At least I’m medicated now. The worst of it happened pre-medication, but don’t get me wrong, it’s far from being over. Some days are still too hard to bare. I feel myself slipping back into where I was last year.
Back when I was in my darkest days, and sometimes when I relapse back into them, it feels as if everything is a lot of work, even the bare necessities. I would get hungry, but then think to myself, “That means I have to get out of bed, walk all the way to the kitchen, open the fridge, get the ingredients, get the bread, make the sandwich, chew it….and swallow.” I wouldn’t be able to move, it was too hard. So, I just wouldn’t eat. I wouldn’t drink. I wouldn’t go to class. I wouldn’t do my homework. I wouldn’t even interact with my friends or family. The only thing I would do was sleep. Day and night. I didn’t want to be around anyone, I’d just want to lay in bed.
I overthought everything that went on, and still do. I thought I was finally viewing the world as how it truly was.
Some days it was almost too hard to survive. It was too painful to be alive, but what kept me from killing myself was for the purpose of saving others from that pain. I didn’t want anyone to slip into depression and have to experience even half of what I did. I wouldn’t wish it on my worst enemy.
Don’t get me wrong. If I had the choice to take away my mental illness (depression and anxiety), I wouldn’t. It has built me into the person I am today; it has allowed me to grow, and understand others on an entire different level. I can use what I have gone through, and currently going through as experience to help others get through it too.
What is hard to accept, is that this is an ongoing battle. Something that you will have to treat throughout your lifetime with medication and therapy. Depression and anxiety is engraved into our persona. You will have a relapse, but you will get better. Relapse, and then better. Over and over. You just have to remember that it WILL get better. There is light at the end of the tunnel.
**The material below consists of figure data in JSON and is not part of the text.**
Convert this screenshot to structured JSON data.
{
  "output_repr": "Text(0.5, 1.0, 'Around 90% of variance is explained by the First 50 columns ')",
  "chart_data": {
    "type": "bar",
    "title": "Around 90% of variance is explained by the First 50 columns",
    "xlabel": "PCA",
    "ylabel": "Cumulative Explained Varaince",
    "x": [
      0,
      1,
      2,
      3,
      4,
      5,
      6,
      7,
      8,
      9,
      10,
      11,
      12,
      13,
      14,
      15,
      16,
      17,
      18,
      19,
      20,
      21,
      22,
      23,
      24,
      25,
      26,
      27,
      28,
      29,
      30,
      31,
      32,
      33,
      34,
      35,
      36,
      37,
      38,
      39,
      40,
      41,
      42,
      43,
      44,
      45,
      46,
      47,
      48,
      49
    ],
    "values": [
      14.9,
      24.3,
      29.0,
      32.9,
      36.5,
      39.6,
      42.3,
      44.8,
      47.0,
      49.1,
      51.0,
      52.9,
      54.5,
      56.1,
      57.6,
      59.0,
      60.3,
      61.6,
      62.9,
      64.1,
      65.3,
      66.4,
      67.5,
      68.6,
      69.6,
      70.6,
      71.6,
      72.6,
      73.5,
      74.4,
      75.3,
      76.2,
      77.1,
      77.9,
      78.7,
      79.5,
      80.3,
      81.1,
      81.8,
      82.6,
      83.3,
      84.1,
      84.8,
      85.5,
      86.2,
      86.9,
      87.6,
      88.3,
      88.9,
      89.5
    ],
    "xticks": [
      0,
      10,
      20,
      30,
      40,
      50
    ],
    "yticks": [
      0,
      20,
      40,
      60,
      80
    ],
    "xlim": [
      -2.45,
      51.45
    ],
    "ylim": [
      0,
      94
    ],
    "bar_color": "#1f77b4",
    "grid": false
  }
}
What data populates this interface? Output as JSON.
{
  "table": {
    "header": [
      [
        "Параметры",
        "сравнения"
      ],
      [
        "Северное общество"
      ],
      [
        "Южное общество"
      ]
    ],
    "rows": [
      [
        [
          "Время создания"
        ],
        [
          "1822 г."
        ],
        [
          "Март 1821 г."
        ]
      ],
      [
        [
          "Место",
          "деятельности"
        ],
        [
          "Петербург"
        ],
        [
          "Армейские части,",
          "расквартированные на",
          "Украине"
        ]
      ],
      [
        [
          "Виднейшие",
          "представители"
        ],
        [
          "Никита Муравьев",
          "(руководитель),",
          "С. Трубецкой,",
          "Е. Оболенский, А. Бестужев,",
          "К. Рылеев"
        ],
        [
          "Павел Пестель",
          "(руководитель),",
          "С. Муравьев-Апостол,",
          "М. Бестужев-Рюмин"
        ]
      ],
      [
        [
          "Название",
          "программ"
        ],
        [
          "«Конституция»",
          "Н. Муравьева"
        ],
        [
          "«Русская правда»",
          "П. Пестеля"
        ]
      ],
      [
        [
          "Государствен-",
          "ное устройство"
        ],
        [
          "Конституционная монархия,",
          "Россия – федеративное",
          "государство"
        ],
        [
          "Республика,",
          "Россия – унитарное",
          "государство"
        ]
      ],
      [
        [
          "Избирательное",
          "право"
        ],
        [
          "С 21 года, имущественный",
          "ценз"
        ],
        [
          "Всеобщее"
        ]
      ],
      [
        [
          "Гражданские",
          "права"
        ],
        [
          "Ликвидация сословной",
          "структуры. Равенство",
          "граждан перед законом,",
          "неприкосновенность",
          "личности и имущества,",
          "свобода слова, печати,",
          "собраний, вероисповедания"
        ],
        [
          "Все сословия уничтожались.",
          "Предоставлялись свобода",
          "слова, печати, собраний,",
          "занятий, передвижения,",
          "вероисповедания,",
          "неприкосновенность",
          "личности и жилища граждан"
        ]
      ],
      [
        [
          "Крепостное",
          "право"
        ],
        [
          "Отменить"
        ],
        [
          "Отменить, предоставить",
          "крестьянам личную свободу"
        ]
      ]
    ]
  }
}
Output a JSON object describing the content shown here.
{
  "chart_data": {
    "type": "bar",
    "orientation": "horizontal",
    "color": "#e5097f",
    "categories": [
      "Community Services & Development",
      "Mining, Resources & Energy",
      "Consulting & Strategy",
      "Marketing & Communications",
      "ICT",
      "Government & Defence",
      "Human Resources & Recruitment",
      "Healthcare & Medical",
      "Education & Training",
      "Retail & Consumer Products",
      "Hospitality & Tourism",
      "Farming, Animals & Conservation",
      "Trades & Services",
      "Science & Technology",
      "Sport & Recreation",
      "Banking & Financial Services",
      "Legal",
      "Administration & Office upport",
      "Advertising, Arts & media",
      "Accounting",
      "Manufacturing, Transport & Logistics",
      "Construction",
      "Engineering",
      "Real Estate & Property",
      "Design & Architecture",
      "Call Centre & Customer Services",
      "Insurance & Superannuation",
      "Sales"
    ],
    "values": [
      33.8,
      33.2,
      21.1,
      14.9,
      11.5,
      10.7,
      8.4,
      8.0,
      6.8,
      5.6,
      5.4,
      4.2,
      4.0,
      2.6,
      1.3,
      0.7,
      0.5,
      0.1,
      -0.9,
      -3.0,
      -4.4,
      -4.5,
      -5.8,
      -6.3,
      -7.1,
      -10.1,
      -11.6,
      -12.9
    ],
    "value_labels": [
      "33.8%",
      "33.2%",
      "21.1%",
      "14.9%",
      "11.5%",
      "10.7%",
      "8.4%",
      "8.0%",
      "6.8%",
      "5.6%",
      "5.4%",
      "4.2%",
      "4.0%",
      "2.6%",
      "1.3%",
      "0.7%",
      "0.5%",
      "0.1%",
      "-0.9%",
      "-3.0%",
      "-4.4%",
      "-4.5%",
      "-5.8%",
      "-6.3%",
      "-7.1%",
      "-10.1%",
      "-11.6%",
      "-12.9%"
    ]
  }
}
Unfortunately, accepting your disability and allowing others to know about it can be extremely hard. I battled with that for a long time. I’ve had depression for almost my entire lifetime, but it didn’t get SEVERE until I reached Junior year of high school. That is when I experienced the worst of my anxiety attacks. That entire year was filled with them. To add to that, I couldn’t go more than a few days without a mental breakdown. Life became too hard. I wanted to quit. It got a lot worse before it got better. I refused to ask for help, which unknowingly caused me to fall deeper into depression. Thankfully I eventually started to improve a little bit and held it together as much as I could until I got to Freshman year of college. Once again, I took a pitfall back into severe depression. Months went by, and once it got extremely bad, my friends held an intervention to help me recognize and accept what was going on in order to help me. I’m now a Sophomore, and thanks to that moment I am now being treated for my mental health. They saved my life.
Why is it so hard to come out and accept what is wrong with your brain? I know why, it is because there is a fear so large, especially if you also deal with anxiety, that if people find out what’s wrong inside your head, that they will never treat you the same again. But I learned the hard way that depression is EXHAUSTING and silence makes it worse. What you need to understand is that depression and anxiety are very common, but there is just unfortunately a stigma that you can’t talk about it. But you need to break that stigma for your own good, and for the good of others. SPEAK OUT! Embrace who you are. It will help. Understand that depression is due to a genetic vulnerability, and it’s not your fault. Acceptance will lead you to the path of recovery.
You are loved. I promise. I know your brain may tell you otherwise, but don’t listen to it. We are all here for you.